Assemblies

Assemblies are the key element of Pinyto as they empower the user to do with her data as she likes. Users can write their own assemblies but they also can install assemblies from other users. If those other users update their assembly the user automatically uses the new version without having to change anything.

Warning

It is crucial that users can trust the authors of the assemblies they have installed. They can check the sourcecode of the all assemblies as they install them but if an update changes the assembly the user gets no notification and the changed assembly may leak or delete data.

Users can prevent that by forking assemblies of other users which makes the assembly in the state as it is one of their own. By doing that their assembly does not change if the original author changes her assembly and the user can be sure that no harmful code is executed. This method has the downside that updates with bugfixes or new features do not get installed automatically. The user may delete the forked assembly in case of a good update and fork the original again. The usability of this procedure could be improved in future versions.

Installing assemblies

If you run your own Pinyto server there are two ways to install new assemblies. The first possibility is to store them in your database. You may want to create user accounts to have telling names for the assemblies. For example for the assembly pinyto/Todo a user with the name “pinyto” must be present.

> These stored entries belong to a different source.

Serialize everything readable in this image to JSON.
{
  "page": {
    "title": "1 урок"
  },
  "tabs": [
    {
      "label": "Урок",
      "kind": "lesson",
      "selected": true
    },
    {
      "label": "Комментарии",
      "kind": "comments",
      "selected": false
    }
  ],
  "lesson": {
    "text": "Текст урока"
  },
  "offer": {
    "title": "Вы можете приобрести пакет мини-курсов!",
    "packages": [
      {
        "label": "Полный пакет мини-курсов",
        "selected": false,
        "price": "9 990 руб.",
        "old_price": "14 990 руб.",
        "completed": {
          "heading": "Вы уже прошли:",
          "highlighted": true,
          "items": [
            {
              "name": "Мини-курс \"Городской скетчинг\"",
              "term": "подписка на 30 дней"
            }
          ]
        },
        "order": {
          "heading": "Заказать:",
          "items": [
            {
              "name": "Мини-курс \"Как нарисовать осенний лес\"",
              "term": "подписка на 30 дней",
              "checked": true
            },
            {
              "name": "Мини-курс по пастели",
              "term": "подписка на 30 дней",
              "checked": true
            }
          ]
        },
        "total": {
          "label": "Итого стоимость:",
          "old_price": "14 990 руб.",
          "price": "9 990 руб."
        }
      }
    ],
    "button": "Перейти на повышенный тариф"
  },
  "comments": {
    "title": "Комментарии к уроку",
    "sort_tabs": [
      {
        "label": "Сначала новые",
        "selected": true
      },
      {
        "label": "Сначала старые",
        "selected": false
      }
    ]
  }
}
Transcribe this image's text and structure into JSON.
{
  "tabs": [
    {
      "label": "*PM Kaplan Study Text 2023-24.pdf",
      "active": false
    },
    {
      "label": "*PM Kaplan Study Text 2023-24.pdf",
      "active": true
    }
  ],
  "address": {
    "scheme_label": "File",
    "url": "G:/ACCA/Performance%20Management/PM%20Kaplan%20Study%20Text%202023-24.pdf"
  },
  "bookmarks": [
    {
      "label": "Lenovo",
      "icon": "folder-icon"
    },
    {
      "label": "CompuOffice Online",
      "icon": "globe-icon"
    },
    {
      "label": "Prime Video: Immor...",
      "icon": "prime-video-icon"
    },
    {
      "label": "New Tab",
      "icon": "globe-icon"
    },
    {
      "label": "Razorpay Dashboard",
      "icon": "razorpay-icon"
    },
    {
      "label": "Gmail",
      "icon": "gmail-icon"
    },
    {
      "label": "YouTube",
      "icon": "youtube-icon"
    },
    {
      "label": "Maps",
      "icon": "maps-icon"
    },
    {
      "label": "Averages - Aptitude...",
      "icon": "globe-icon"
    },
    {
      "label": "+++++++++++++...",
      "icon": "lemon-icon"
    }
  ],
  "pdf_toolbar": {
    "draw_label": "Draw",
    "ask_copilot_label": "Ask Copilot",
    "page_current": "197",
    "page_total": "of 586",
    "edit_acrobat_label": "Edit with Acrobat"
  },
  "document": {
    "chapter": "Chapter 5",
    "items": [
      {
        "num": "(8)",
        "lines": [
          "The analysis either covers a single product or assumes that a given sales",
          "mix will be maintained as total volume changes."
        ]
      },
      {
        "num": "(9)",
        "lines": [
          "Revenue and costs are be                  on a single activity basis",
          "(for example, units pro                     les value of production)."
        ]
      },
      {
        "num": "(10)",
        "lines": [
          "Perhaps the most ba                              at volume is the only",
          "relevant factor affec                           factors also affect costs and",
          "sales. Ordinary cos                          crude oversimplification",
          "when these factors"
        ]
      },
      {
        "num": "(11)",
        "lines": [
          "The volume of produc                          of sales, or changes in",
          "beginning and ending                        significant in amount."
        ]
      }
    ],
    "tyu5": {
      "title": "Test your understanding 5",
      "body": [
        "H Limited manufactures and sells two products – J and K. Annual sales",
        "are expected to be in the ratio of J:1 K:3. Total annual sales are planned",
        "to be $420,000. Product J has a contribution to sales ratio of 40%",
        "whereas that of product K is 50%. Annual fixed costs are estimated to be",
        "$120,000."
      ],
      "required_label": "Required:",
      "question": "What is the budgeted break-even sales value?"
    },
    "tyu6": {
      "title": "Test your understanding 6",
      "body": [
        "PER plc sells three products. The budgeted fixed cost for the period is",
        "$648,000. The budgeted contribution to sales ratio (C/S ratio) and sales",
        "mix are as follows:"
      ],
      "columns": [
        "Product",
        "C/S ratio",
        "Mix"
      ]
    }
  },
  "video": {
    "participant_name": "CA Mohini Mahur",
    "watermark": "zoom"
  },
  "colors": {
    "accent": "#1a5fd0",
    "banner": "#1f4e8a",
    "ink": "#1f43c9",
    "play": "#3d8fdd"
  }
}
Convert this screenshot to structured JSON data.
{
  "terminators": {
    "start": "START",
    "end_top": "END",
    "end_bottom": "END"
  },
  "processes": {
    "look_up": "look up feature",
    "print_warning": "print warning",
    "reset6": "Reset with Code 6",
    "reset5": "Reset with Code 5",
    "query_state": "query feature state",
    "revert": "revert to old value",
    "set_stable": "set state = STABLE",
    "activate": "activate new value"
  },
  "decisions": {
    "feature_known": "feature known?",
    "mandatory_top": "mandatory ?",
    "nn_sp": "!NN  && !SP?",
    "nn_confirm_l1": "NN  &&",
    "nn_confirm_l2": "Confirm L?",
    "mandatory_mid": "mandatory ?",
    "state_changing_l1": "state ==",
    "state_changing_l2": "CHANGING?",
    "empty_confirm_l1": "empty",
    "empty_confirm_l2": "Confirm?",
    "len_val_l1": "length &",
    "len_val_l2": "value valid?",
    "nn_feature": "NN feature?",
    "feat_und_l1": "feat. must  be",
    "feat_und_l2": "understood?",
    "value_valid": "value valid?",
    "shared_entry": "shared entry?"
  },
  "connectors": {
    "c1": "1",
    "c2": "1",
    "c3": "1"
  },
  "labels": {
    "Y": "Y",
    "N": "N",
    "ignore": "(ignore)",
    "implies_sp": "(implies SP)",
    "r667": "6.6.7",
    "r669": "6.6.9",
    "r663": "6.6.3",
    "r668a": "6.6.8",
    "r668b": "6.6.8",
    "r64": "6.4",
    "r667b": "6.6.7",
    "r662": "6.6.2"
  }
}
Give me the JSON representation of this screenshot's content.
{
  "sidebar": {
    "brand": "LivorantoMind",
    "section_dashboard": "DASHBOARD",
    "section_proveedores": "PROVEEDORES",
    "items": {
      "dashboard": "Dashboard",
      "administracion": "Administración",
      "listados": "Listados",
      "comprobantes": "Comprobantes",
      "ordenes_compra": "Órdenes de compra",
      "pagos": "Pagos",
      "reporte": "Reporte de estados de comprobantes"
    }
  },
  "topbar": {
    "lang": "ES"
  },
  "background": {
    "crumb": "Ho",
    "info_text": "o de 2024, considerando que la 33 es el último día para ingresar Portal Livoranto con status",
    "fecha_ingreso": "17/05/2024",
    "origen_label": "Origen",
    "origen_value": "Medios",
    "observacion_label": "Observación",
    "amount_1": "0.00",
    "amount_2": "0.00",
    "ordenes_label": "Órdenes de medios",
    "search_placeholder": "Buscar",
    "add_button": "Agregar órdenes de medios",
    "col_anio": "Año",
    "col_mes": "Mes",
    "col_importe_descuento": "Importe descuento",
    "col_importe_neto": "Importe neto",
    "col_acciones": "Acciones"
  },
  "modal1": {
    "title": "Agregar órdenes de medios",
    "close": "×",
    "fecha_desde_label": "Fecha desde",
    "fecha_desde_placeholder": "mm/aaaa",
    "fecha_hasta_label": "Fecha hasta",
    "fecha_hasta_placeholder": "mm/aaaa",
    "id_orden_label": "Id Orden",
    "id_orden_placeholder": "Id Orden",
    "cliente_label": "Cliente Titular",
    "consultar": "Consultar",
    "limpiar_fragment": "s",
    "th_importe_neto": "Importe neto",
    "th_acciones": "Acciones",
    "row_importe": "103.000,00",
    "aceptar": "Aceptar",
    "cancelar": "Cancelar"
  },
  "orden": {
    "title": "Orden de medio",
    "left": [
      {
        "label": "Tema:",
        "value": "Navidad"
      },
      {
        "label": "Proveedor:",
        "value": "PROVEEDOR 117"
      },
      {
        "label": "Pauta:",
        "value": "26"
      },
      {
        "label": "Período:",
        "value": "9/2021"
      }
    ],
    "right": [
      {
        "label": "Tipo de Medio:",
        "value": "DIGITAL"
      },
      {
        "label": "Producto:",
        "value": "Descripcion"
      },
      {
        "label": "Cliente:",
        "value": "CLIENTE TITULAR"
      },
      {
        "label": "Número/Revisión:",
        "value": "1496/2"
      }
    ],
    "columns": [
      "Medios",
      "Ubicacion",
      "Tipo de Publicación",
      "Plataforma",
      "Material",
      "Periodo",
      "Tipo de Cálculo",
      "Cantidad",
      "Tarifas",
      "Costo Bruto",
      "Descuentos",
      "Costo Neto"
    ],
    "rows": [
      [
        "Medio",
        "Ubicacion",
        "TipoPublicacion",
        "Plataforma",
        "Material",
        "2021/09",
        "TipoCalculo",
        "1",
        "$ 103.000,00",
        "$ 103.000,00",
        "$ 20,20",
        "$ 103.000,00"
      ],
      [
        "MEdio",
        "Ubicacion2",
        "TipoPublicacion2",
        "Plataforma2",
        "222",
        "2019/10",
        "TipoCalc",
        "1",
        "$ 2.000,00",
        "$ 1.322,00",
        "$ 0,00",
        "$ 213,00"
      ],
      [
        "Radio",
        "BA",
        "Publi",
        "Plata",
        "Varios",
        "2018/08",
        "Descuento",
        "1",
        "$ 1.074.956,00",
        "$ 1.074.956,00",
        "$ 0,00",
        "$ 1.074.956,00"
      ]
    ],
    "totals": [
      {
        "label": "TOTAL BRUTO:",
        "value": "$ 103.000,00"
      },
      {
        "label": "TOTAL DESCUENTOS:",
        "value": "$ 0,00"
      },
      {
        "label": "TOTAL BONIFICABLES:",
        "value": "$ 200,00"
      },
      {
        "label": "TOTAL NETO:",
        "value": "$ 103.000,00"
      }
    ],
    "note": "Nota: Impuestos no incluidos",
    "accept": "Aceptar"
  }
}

If you check out a new version of Pinyto there might be new default assemblies in the api module. With this version come three bundled assemblies:

  • pinyto/DocumentsAdmin is used for the backoffice to let you browse all your documents there.
  • pinyto/Todo is the assembly for the example app for Pinyto which is a simple TODO-list.
  • bborsalino/Librarian is an assembly for a app used to manage the books in your flat. This assembly uses a job which completes incomplete data for books by asking a publicly available database. This could be a good example for your next assembly because the TODO-app does not need a job.

The assemblies in the api module provide data migrations which insert the user and the assembly itself into the database.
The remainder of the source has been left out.